Friday, August 12, 2016

Food on Friday with Dollivers

Today was about a lot of food and catchup, sorry, couldn't resist, and first in the catchup, the vinegar.  




I tasted it this morning. No mother had appeared, but it was definitely vinegar, lovely and fruity, and I bottled it back in the original wine bottle, and it's awaiting the next salad around here.  So I can safely recommend this low end method of making wine vinegar.

And Handsome Son managed to fit in a visit for lunch, to which he did total justice. He's a good cook, but right now is also a very busy one, and it's nice to come over for a large meal with seconds!

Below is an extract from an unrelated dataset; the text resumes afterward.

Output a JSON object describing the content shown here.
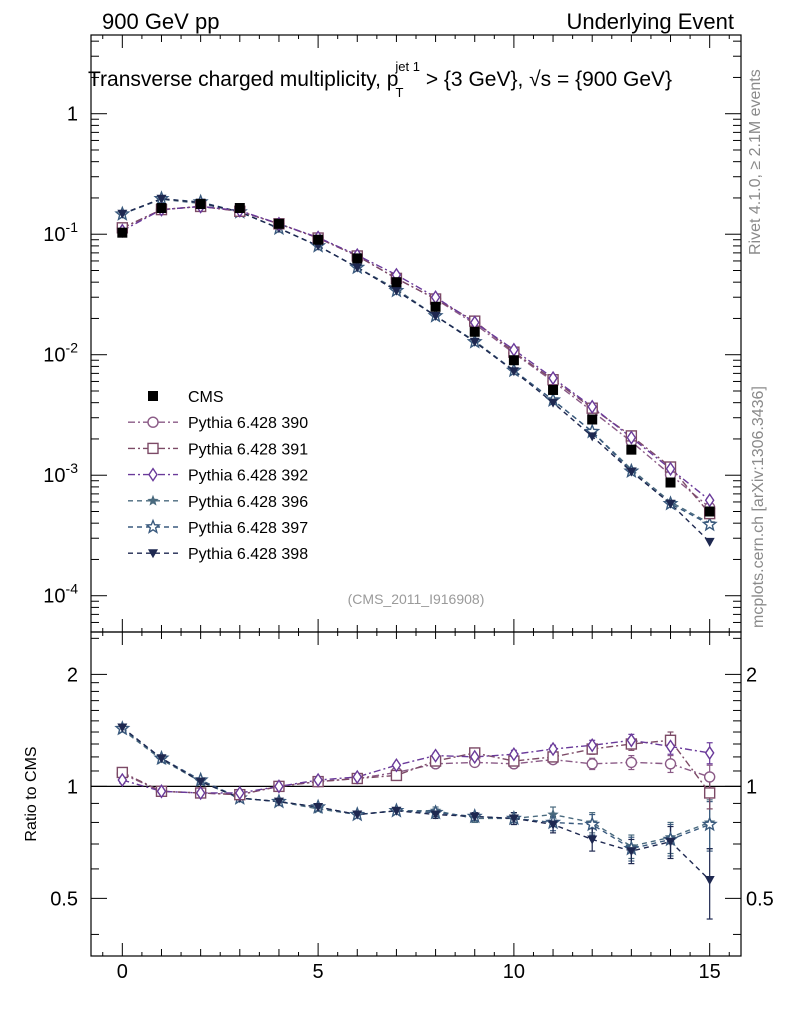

Today it was chicken rolls, which I kind of invented:  smoked deli chicken slices, stuffed with farm chicken sausage, the apple flavor, and Kennet Square mushrooms (translation for those out of area: the best), with grated parmigiano, also the real thing.  Rolled in farm egg then panko, baked for about 15 minutes at 350, and it went over a treat. In fact there's nothing left.  Good thing I got crafty and make another couple of dishes of these rolls for the freezer, because I got a request to do these again some time.



Potato salad, including my own patio grown spuds, yay, and farm ones.  Just tossed in oil and vinegar, with mustard seeds, bit of sea salt and black pepper.

Dessert was a peach crumble.  Peaches were fresh from the farm, macerated in spices including that really good cinnamon, not the supermarket sort, the real stuff, then frozen to await a crumble. The crust was almond meal, which I made in the coffee grinder from whole almonds, with oat flour and oat flakes, butter, bit of salt, bit of white sugar. I baked this last night, and let it sit overnight in the fridge, which I think I will do from now one, because the fruit set up just lovely, and the flavor was really good, actually better than fresh baked.

And a big carafe of homemade lemonade, which was very welcome to greet him as he came in on this 100 F day.

So this was very happy stuff, I love to use good ingredients and see the food enjoyed.  There's still crumble for other friends when I see them.

Then it was afternoon, too hot to have the oven going and it's restless weather when I can't get out to walk.  So I harvested herbs for pesto, right in the blazing sun, flavor at peak because of the heat and sun.



This was pretty labor intensive, good thing I don't do it more than once a year.  I have my version of pesto, which is all about a big handful of herbs, torn down fine, all the stems gone, a good shake of diced walnuts, pinch of kosher salt, good parmigiano fresh grated, good olive oil, and ziploc bags for freezing them. 



I keep the cheese in the freezer, in parchment paper inside plastic, and it doesn't seem to hurt the flavor at all.  Today I ended up after using most of one block, with a rind, which I'll use for soup, so it's back in the freezer, with the rest of the other block. 

Then, when the pesto's whirled into a paste in the blender and bagged and labeled, the blender has lovely remnants in the bottom, impossible to get out. So I put a cup of water in, blend that up, and freeze the resulting pesto water for soup later.  This pleases my frugal heart no end.



And of course, after all the work, and the cleanup, was over, two Dollivers, Dreads and Blondie Firstborn, reading left to right, showed up in their whites ready to pose and claiming they'd been there all along, but didn't want to get in the way, bad enough with Duncan tripping me at every step.  Or some such malarkey.  


So here they are with the flattened bags, and the containers of water from each flavor, sage, oregano, basil, and a combo of rosemary and thyme.  There was a lot of thyme which I wrapped and froze, so I have twigs of it later for recipes that need that rather than pesto.  I find that freezing fresh herbs, wrapped in plastic and rolled up with a rubber band holding it tight, works just fine, no loss of flavor that I've noticed.

And while this labor was going on, indoors and out, here's a visitor on the lantana, showing that it's really true about they toil not neither do they spin.  




Get a look at that wonderful tiger swallowtail.  Of course the Dollivers toil not, and neither do they spin, and they too seem to be supplied with nice gear.  I hear them shouting from the next room that they do too work, how would I get any ideas at all if not for them, and don't forget they can hear me.

Quite soon the sun will be over the yardarm, and when I pour my one lovely glass of red per day, they will no doubt show up clamoring for a share, since the sun's over the yarnarm..

1 comment:

  1. I know just what you mean about the satisfaction of using every last bit of something - most of my soups start out as the last bits of something else, and even though I could never duplicate the surprise successes, it's all part of the fun, isn't it?